Walker goes to great lengths in order to obtain this item. He calls several different whale specialists, a profession he previously did not know existed. As purveyors of aquatic mammal specimens, whale specialists are not simply merchants who sell and rent weird skeletons. Their profession also involves carcass removal, which allows them to more easily obtain and preserve the rare and specialized bones. When a beached whale dies and rots away on the shore, its body ballooning with carbon monoxide, you can call a whale specialist to properly dispose of it.
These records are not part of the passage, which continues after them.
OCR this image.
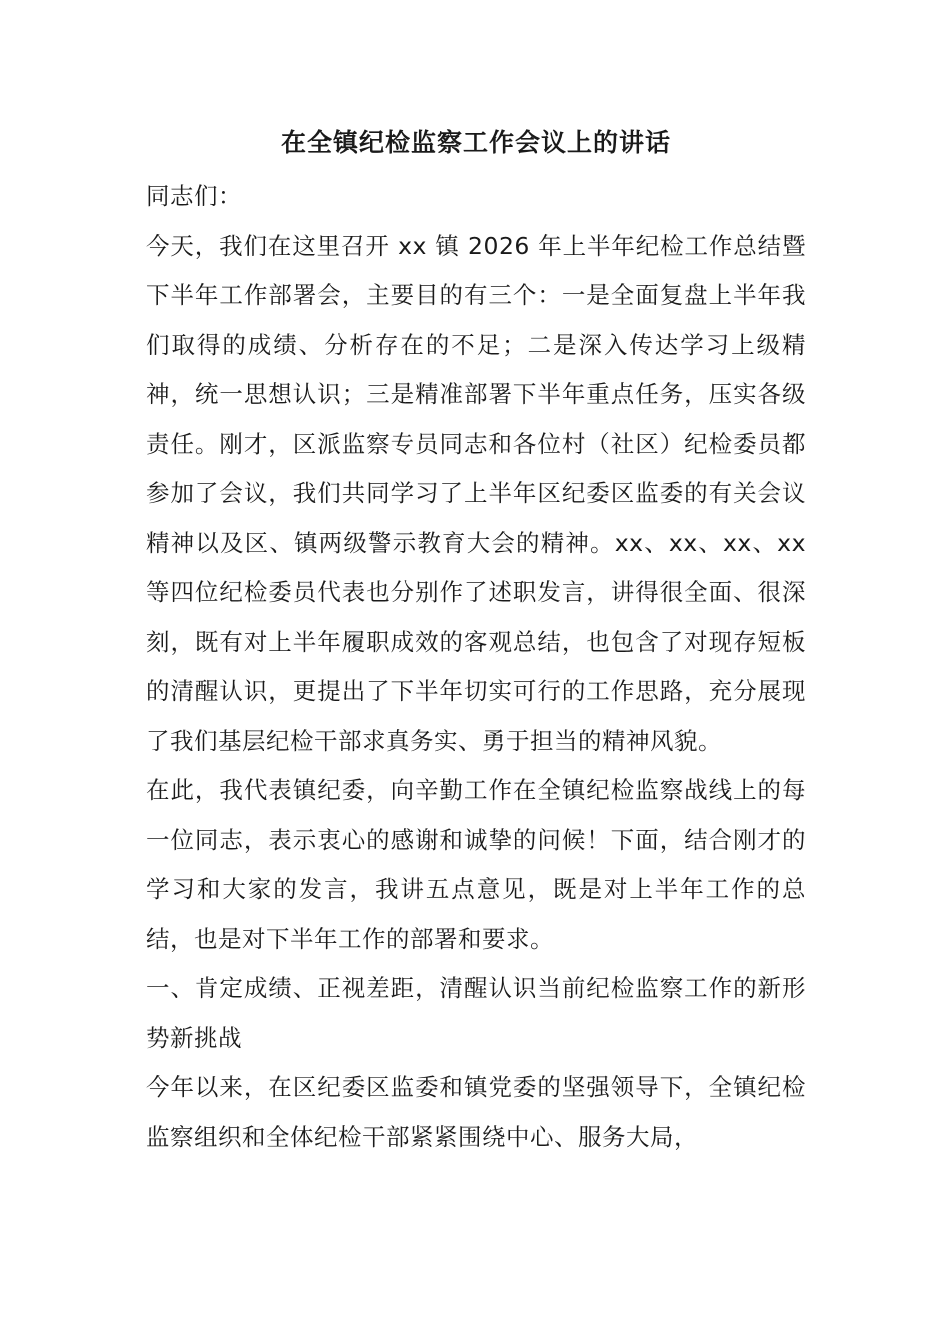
在全镇纪检监察工作会议上的讲话

同志们：

今天，我们在这里召开 xx 镇 2026 年上半年纪检工作总结暨下半年工作部署会，主要目的有三个：一是全面复盘上半年我们取得的成绩、分析存在的不足；二是深入传达学习上级精神，统一思想认识；三是精准部署下半年重点任务，压实各级责任。刚才，区派监察专员同志和各位村（社区）纪检委员都参加了会议，我们共同学习了上半年区纪委区监委的有关会议精神以及区、镇两级警示教育大会的精神。xx、xx、xx、xx 等四位纪检委员代表也分别作了述职发言，讲得很全面、很深刻，既有对上半年履职成效的客观总结，也包含了对现存短板的清醒认识，更提出了下半年切实可行的工作思路，充分展现了我们基层纪检干部求真务实、勇于担当的精神风貌。

在此，我代表镇纪委，向辛勤工作在全镇纪检监察战线上的每一位同志，表示衷心的感谢和诚挚的问候！下面，结合刚才的学习和大家的发言，我讲五点意见，既是对上半年工作的总结，也是对下半年工作的部署和要求。

一、肯定成绩、正视差距，清醒认识当前纪检监察工作的新形势新挑战

今年以来，在区纪委区监委和镇党委的坚强领导下，全镇纪检监察组织和全体纪检干部紧紧围绕中心、服务大局，
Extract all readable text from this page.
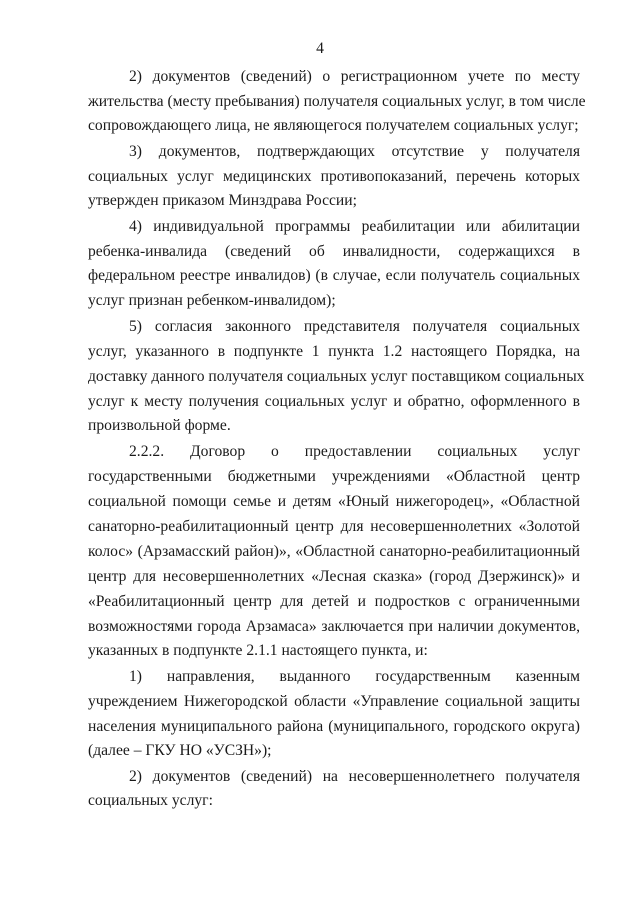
4
2) документов (сведений) о регистрационном учете по месту
жительства (месту пребывания) получателя социальных услуг, в том числе
сопровождающего лица, не являющегося получателем социальных услуг;
3) документов, подтверждающих отсутствие у получателя
социальных услуг медицинских противопоказаний, перечень которых
утвержден приказом Минздрава России;
4) индивидуальной программы реабилитации или абилитации
ребенка-инвалида (сведений об инвалидности, содержащихся в
федеральном реестре инвалидов) (в случае, если получатель социальных
услуг признан ребенком-инвалидом);
5) согласия законного представителя получателя социальных
услуг, указанного в подпункте 1 пункта 1.2 настоящего Порядка, на
доставку данного получателя социальных услуг поставщиком социальных
услуг к месту получения социальных услуг и обратно, оформленного в
произвольной форме.
2.2.2. Договор о предоставлении социальных услуг
государственными бюджетными учреждениями «Областной центр
социальной помощи семье и детям «Юный нижегородец», «Областной
санаторно-реабилитационный центр для несовершеннолетних «Золотой
колос» (Арзамасский район)», «Областной санаторно-реабилитационный
центр для несовершеннолетних «Лесная сказка» (город Дзержинск)» и
«Реабилитационный центр для детей и подростков с ограниченными
возможностями города Арзамаса» заключается при наличии документов,
указанных в подпункте 2.1.1 настоящего пункта, и:
1) направления, выданного государственным казенным
учреждением Нижегородской области «Управление социальной защиты
населения муниципального района (муниципального, городского округа)
(далее – ГКУ НО «УСЗН»);
2) документов (сведений) на несовершеннолетнего получателя
социальных услуг:
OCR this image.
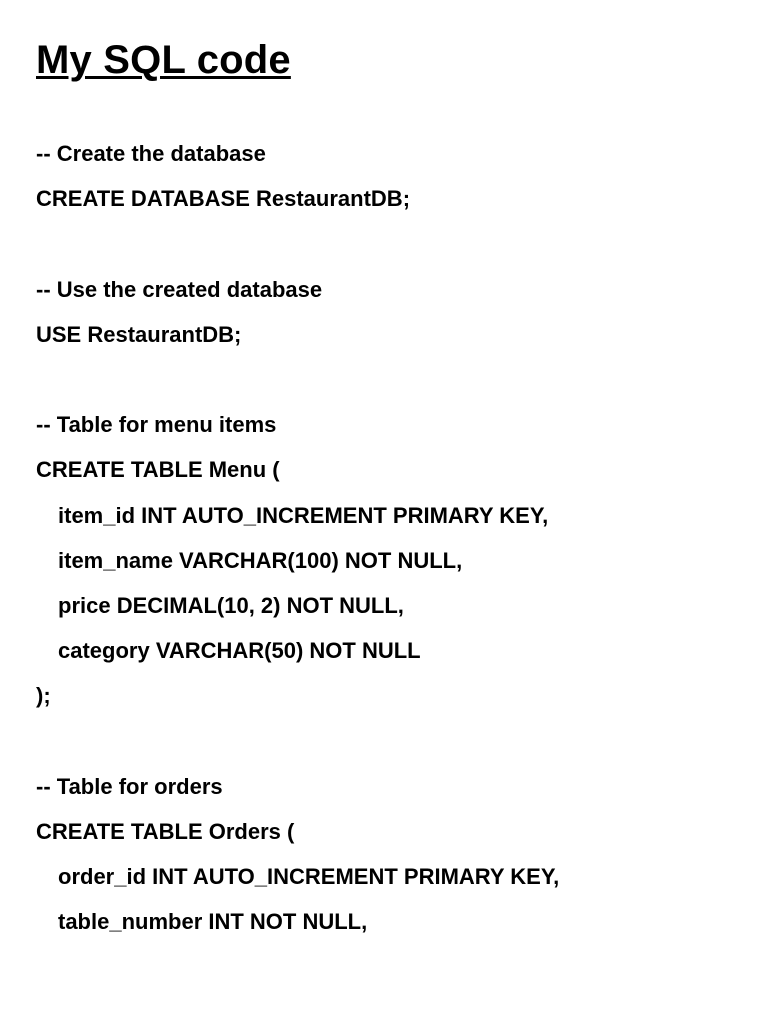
My SQL code
-- Create the database
CREATE DATABASE RestaurantDB;
-- Use the created database
USE RestaurantDB;
-- Table for menu items
CREATE TABLE Menu (
item_id INT AUTO_INCREMENT PRIMARY KEY,
item_name VARCHAR(100) NOT NULL,
price DECIMAL(10, 2) NOT NULL,
category VARCHAR(50) NOT NULL
);
-- Table for orders
CREATE TABLE Orders (
order_id INT AUTO_INCREMENT PRIMARY KEY,
table_number INT NOT NULL,
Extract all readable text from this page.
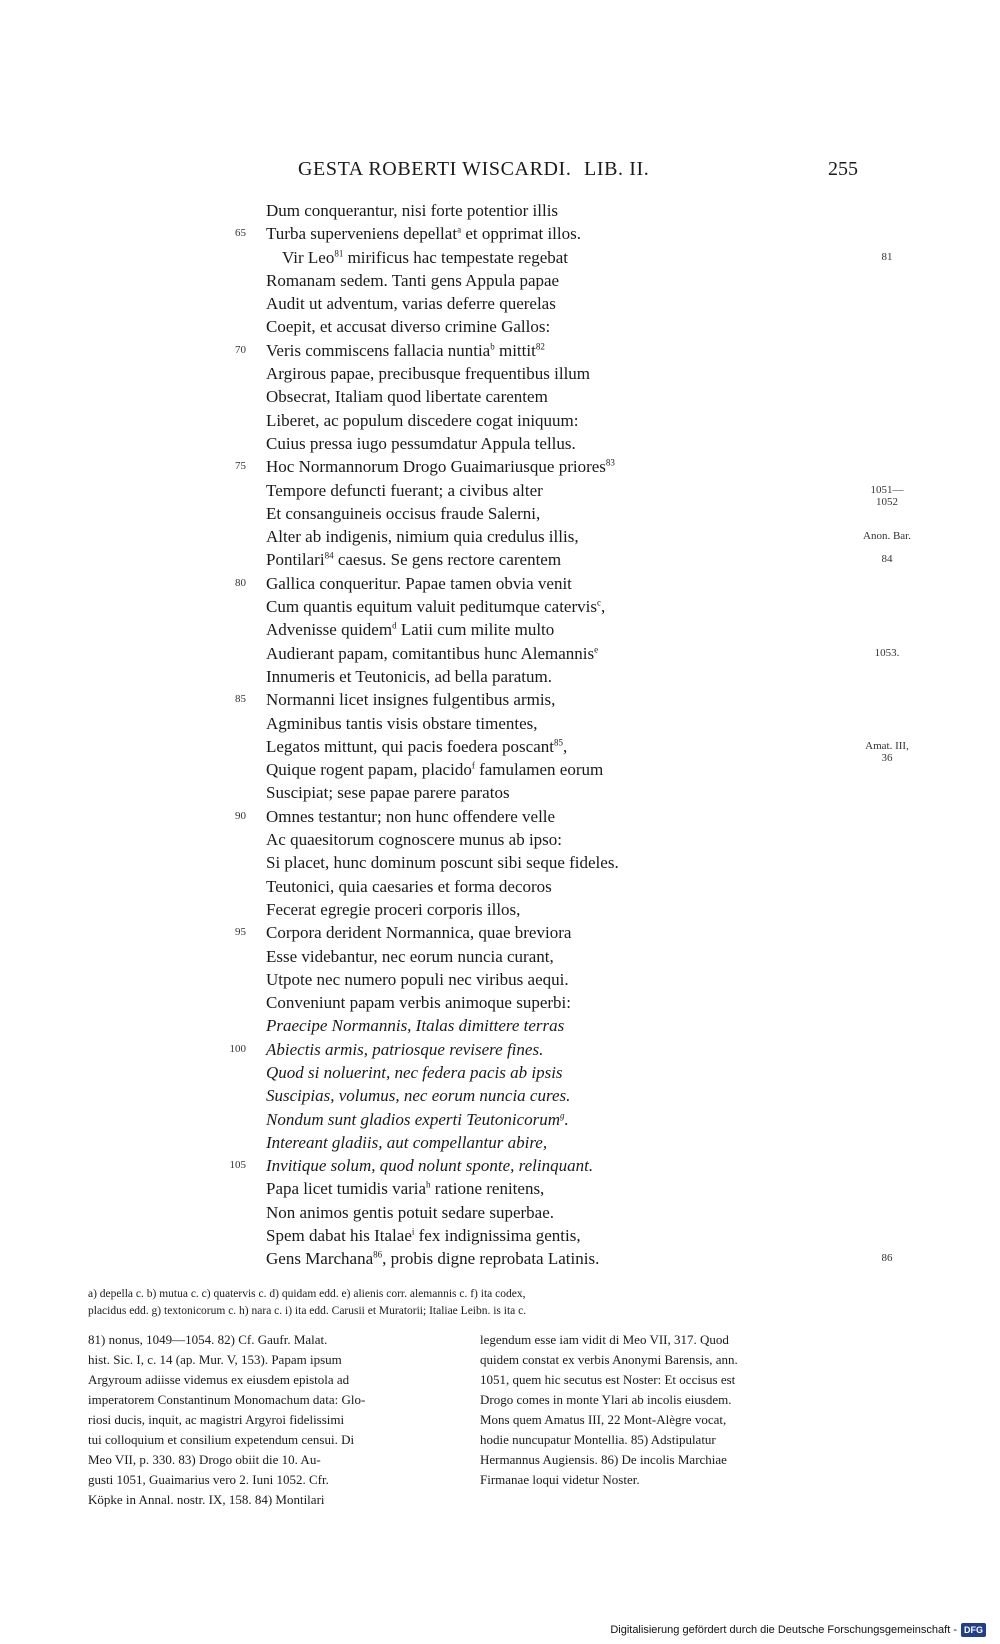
GESTA ROBERTI WISCARDI. LIB. II.	255
Dum conquerantur, nisi forte potentior illis
65 Turba superveniens depellat$^a$ et opprimat illos.
Vir Leo$^{81}$ mirificus hac tempestate regebat	81
Romanam sedem. Tanti gens Appula papae
Audit ut adventum, varias deferre querelas
Coepit, et accusat diverso crimine Gallos:
70 Veris commiscens fallacia nuntia$^b$ mittit$^{82}$
Argirous papae, precibusque frequentibus illum
Obsecrat, Italiam quod libertate carentem
Liberet, ac populum discedere cogat iniquum:
Cuius pressa iugo pessumdatur Appula tellus.
75 Hoc Normannorum Drogo Guaimariusque priores$^{83}$
Tempore defuncti fuerant; a civibus alter	1051—
1052
Et consanguineis occisus fraude Salerni,
Alter ab indigenis, nimium quia credulus illis,	Anon. Bar.
Pontilari$^{84}$ caesus. Se gens rectore carentem	84
80 Gallica conqueritur. Papae tamen obvia venit
Cum quantis equitum valuit peditumque catervis$^c$,
Advenisse quidem$^d$ Latii cum milite multo
Audierant papam, comitantibus hunc Alemannis$^e$	1053.
Innumeris et Teutonicis, ad bella paratum.
85 Normanni licet insignes fulgentibus armis,
Agminibus tantis visis obstare timentes,
Legatos mittunt, qui pacis foedera poscant$^{85}$,	Amat. III,
36
Quique rogent papam, placido$^f$ famulamen eorum
Suscipiat; sese papae parere paratos
90 Omnes testantur; non hunc offendere velle
Ac quaesitorum cognoscere munus ab ipso:
Si placet, hunc dominum poscunt sibi seque fideles.
Teutonici, quia caesaries et forma decoros
Fecerat egregie proceri corporis illos,
95 Corpora derident Normannica, quae breviora
Esse videbantur, nec eorum nuncia curant,
Utpote nec numero populi nec viribus aequi.
Conveniunt papam verbis animoque superbi:
Praecipe Normannis, Italas dimittere terras
100 Abiectis armis, patriosque revisere fines.
Quod si noluerint, nec federa pacis ab ipsis
Suscipias, volumus, nec eorum nuncia cures.
Nondum sunt gladios experti Teutonicorum$^g$.
Intereant gladiis, aut compellantur abire,
105 Invitique solum, quod nolunt sponte, relinquant.
Papa licet tumidis varia$^h$ ratione renitens,
Non animos gentis potuit sedare superbae.
Spem dabat his Italae$^i$ fex indignissima gentis,
Gens Marchana$^{86}$, probis digne reprobata Latinis.	86
a) depella c. b) mutua c. c) quatervis c. d) quidam edd. e) alienis corr. alemannis c. f) ita codex,
placidus edd. g) textonicorum c. h) nara c. i) ita edd. Carusii et Muratorii; Italiae Leibn. is ita c.
81) nonus, 1049—1054. 82) Cf. Gaufr. Malat.
hist. Sic. I, c. 14 (ap. Mur. V, 153). Papam ipsum
Argyroum adiisse videmus ex eiusdem epistola ad
imperatorem Constantinum Monomachum data: Glo-
riosi ducis, inquit, ac magistri Argyroi fidelissimi
tui colloquium et consilium expetendum censui. Di
Meo VII, p. 330. 83) Drogo obiit die 10. Au-
gusti 1051, Guaimarius vero 2. Iuni 1052. Cfr.
Köpke in Annal. nostr. IX, 158. 84) Montilari
legendum esse iam vidit di Meo VII, 317. Quod
quidem constat ex verbis Anonymi Barensis, ann.
1051, quem hic secutus est Noster: Et occisus est
Drogo comes in monte Ylari ab incolis eiusdem.
Mons quem Amatus III, 22 Mont-Alègre vocat,
hodie nuncupatur Montellia. 85) Adstipulatur
Hermannus Augiensis. 86) De incolis Marchiae
Firmanae loqui videtur Noster.
Digitalisierung gefördert durch die Deutsche Forschungsgemeinschaft - DFG
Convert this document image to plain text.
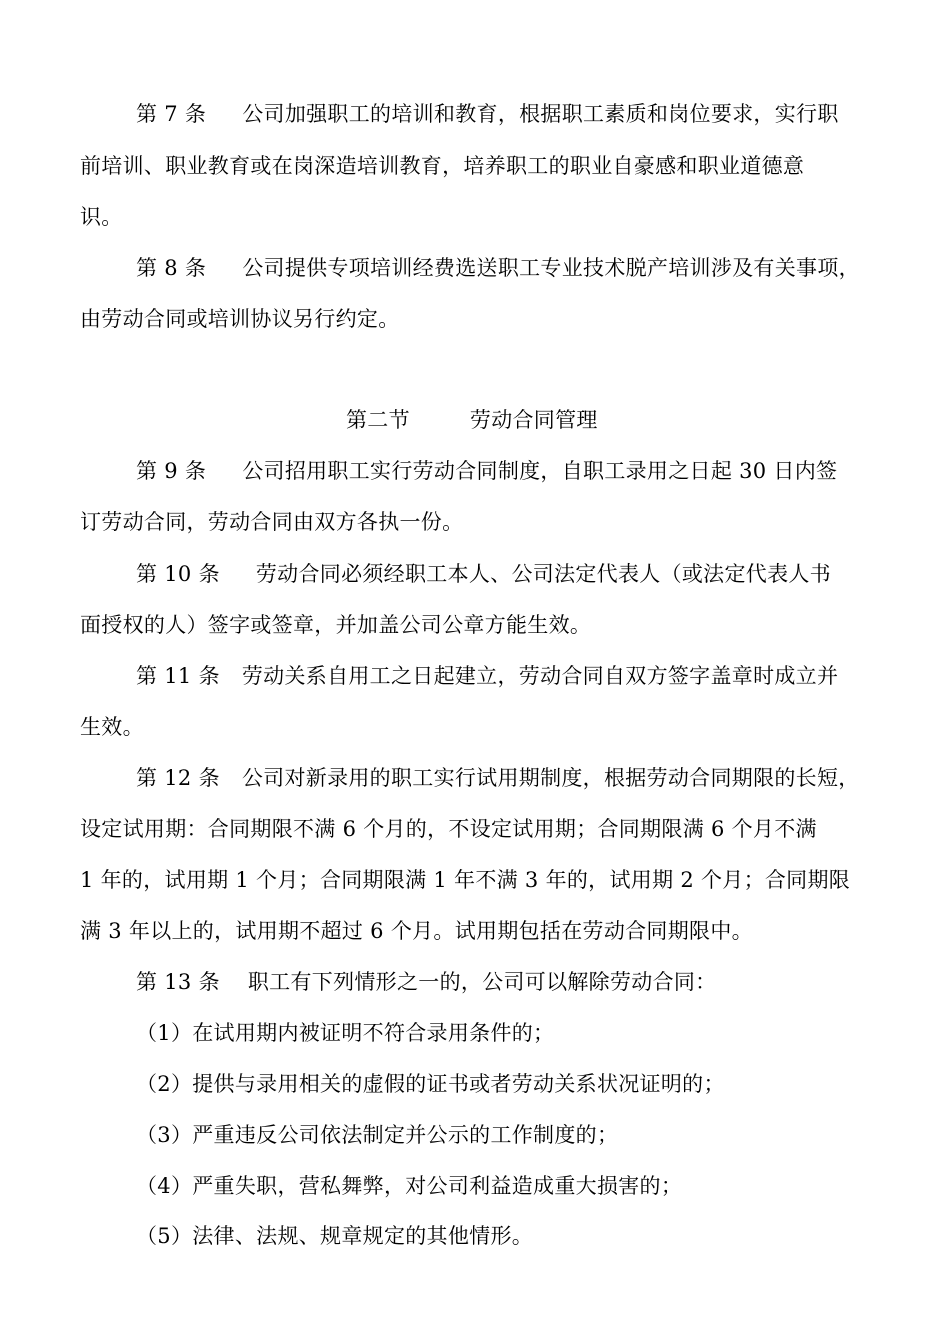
第 7 条 公司加强职工的培训和教育，根据职工素质和岗位要求，实行职
前培训、职业教育或在岗深造培训教育，培养职工的职业自豪感和职业道德意
识。
第 8 条 公司提供专项培训经费选送职工专业技术脱产培训涉及有关事项，
由劳动合同或培训协议另行约定。
第二节	劳动合同管理
第 9 条 公司招用职工实行劳动合同制度，自职工录用之日起 30 日内签
订劳动合同，劳动合同由双方各执一份。
第 10 条 劳动合同必须经职工本人、公司法定代表人（或法定代表人书
面授权的人）签字或签章，并加盖公司公章方能生效。
第 11 条 劳动关系自用工之日起建立，劳动合同自双方签字盖章时成立并
生效。
第 12 条 公司对新录用的职工实行试用期制度，根据劳动合同期限的长短，
设定试用期：合同期限不满 6 个月的，不设定试用期；合同期限满 6 个月不满
1 年的，试用期 1 个月；合同期限满 1 年不满 3 年的，试用期 2 个月；合同期限
满 3 年以上的，试用期不超过 6 个月。试用期包括在劳动合同期限中。
第 13 条 职工有下列情形之一的，公司可以解除劳动合同：
（1）在试用期内被证明不符合录用条件的；
（2）提供与录用相关的虚假的证书或者劳动关系状况证明的；
（3）严重违反公司依法制定并公示的工作制度的；
（4）严重失职，营私舞弊，对公司利益造成重大损害的；
（5）法律、法规、规章规定的其他情形。
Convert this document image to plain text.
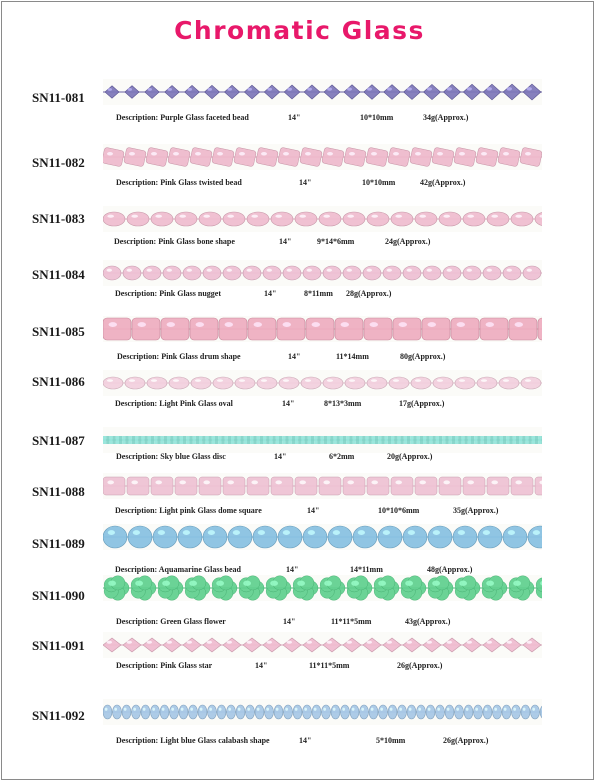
Chromatic Glass
SN11-081
Description: Purple Glass faceted bead	14"	10*10mm	34g(Approx.)
SN11-082
Description: Pink Glass twisted bead	14"	10*10mm	42g(Approx.)
SN11-083
Description: Pink Glass bone shape	14"	9*14*6mm	24g(Approx.)
SN11-084
Description: Pink Glass nugget	14"	8*11mm 28g(Approx.)
SN11-085
Description: Pink Glass drum shape	14"	11*14mm	80g(Approx.)
SN11-086
Description: Light Pink Glass oval	14"	8*13*3mm	17g(Approx.)
SN11-087
Description: Sky blue Glass disc	14"	6*2mm	20g(Approx.)
SN11-088
Description: Light pink Glass dome square	14"	10*10*6mm	35g(Approx.)
SN11-089
Description: Aquamarine Glass bead	14"	14*11mm	48g(Approx.)
SN11-090
Description: Green Glass flower	14"	11*11*5mm	43g(Approx.)
SN11-091
Description: Pink Glass star	14"	11*11*5mm	26g(Approx.)
SN11-092
Description: Light blue Glass calabash shape	14"	5*10mm	26g(Approx.)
There are many ways to dispose of a whale carcass. You can drag it back into the ocean and let it decompose in its natural habitat. You can bury it until all its flesh melts away. You can cut it up and burn pieces of the flesh, strip by strip. You can blow it up, but after Florence most whale specialists disavow that method of disposal for the sake of the surrounding township. For the sake of a more tourist-friendly “beach aesthetic.”
Either way, I’m not in Chicago. I’ve never seen a whale skull up close. But to me, what’s stunning about Leviathan’s Edge is not the rarity of the near-translucent object. It’s not even that the piece contains within itself a long and arduous quest that must be undertaken by the curator. To me, the beauty of Leviathan’s Edge is that no matter how much you long to, you can never see this sought-after skeleton, its contours and edges, in its entirety. Rather, like any identity, it has to be believed in order to be seen.